As the propaganda battle raged, state-run pollster Vtsiom has claimed that 71 per cent of Russians back the “special military operation”. Hostility towards the west has risen sharply, according to the independent Levada Center, with 55 per cent of Russians disliking the US in February, compared with 42 per cent in November.
“It’s not joyful like it was during the Crimean campaign,” Kolesnikov said of the mood. “It’s very charged with negative emotions, harsh statements and a hardline stance on enemies.”
For the Kremlin, the patriotic campaign is a kind of loyalty test for Russian citizens. “Many are showing their essence, they’re traitors,” Dmitry Peskov, Putin’s spokesman, said on Thursday, speaking of those who did not support the war.
“Some quit their jobs, some leave active service, some leave the country . . . That’s how [Russia] is cleansed,” he said.
A Russian army truck painted with the letter Z passes through the town of Armyansk, Crimea © Reuters
About 15,000 people have been detained across Russia for protesting against the war. Police have charged a further 186 under a new law banning any “discrediting” of the armed forces or the spread of “fake news”, punishable in some cases with up to 15 years in prison.

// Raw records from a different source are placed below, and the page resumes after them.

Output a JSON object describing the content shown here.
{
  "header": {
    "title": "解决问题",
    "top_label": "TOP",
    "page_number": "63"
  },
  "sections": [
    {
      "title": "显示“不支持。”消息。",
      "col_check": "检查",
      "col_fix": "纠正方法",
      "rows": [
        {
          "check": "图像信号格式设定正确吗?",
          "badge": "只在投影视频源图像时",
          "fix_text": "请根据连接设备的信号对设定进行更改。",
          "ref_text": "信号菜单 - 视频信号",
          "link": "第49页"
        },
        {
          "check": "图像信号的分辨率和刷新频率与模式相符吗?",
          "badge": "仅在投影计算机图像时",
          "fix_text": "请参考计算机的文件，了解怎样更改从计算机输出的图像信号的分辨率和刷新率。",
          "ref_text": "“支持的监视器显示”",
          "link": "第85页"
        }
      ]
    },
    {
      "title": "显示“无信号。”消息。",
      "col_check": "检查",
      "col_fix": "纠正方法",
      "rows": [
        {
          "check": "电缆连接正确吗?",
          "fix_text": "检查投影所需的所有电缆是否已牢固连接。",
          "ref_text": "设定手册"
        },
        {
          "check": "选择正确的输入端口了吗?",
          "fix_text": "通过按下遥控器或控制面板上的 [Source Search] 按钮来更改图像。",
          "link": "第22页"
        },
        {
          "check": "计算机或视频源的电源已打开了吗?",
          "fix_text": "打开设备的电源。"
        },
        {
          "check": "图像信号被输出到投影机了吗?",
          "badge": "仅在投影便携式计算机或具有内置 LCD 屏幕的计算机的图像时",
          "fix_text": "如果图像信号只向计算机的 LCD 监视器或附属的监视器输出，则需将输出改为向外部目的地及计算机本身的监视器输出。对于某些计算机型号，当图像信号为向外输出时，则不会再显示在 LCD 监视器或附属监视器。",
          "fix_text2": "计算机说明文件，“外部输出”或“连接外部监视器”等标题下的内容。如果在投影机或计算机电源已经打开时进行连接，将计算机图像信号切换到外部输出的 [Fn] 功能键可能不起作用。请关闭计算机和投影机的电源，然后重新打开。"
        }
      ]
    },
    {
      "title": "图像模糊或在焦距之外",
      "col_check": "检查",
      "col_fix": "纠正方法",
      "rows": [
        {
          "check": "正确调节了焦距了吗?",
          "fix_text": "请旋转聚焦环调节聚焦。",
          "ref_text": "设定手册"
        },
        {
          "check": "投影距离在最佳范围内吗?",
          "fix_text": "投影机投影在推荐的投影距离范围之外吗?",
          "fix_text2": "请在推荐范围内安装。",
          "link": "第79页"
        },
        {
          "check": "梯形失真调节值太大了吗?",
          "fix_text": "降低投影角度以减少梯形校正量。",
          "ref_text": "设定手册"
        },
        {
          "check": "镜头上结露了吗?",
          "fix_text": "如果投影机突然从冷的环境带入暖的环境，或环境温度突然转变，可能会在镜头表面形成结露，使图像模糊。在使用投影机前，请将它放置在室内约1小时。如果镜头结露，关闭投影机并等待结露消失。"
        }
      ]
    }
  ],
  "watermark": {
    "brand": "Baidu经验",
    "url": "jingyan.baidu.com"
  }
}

The law has forced some of Russia’s few independent media outlets to close and others to stop covering the war. Marina Novikova, 63, who blogs on messaging app Telegram about life in her remote Siberian town, was one of the first to face criminal charges under the new law. She had just 170 subscribers when she was detained.
“They passed the law to scare people and snuff out the protests,” said Damir Gainutdinov, head of the Net Freedoms Project, an NGO that tracks the cases. “That’s why they put it into action so quickly.”
The reprisals have not ended there. Some Russians have reported being stopped in the street and asked to show their mobile phones, particularly on days when opposition leaders have called for protests in big cities.
One St Petersburg resident, invited to a job interview at a state museum in another city, was asked by management to show them the contents of her phone. She complied, but did not get the job.
Nika Samusik, a biology student, learnt last week that she was on a list of 13 people who were to be expelled from a St Petersburg state university after being detained at a protest — even though she went there to photograph it for a news outlet and said she complied fully with Russia’s onerous requirements to report on public events.
She has been detained before while covering previous protests and faced charges that were later dropped for photographing an art performance last year in Red Square, Moscow. Police informed her university this month that she had been convicted, she said — even though her case had yet to go to court.
“They won’t let me work and won’t let me study now either. I don’t know what to do,” Samusik said.
Samusik’s friends, mindful of police searches at other journalists’ homes, were urging her to consider leaving the country, she said. But unable to afford the astronomical price of a ticket to one of the 15 countries where Russians can still fly directly, Samusik said she had stopped making plans for the future.
“I’m a bit desperate and bewildered. And I’m in denial about what’s happening,” she said. “I don’t see any light at the end of the tunnel. Things are only going to get worse.”
Yet for Mangushev, the nationalist activist, opponents of Russia’s war were getting their just deserts. “You can’t call for your army to be defeated,” he said. “That should be treated harshly.”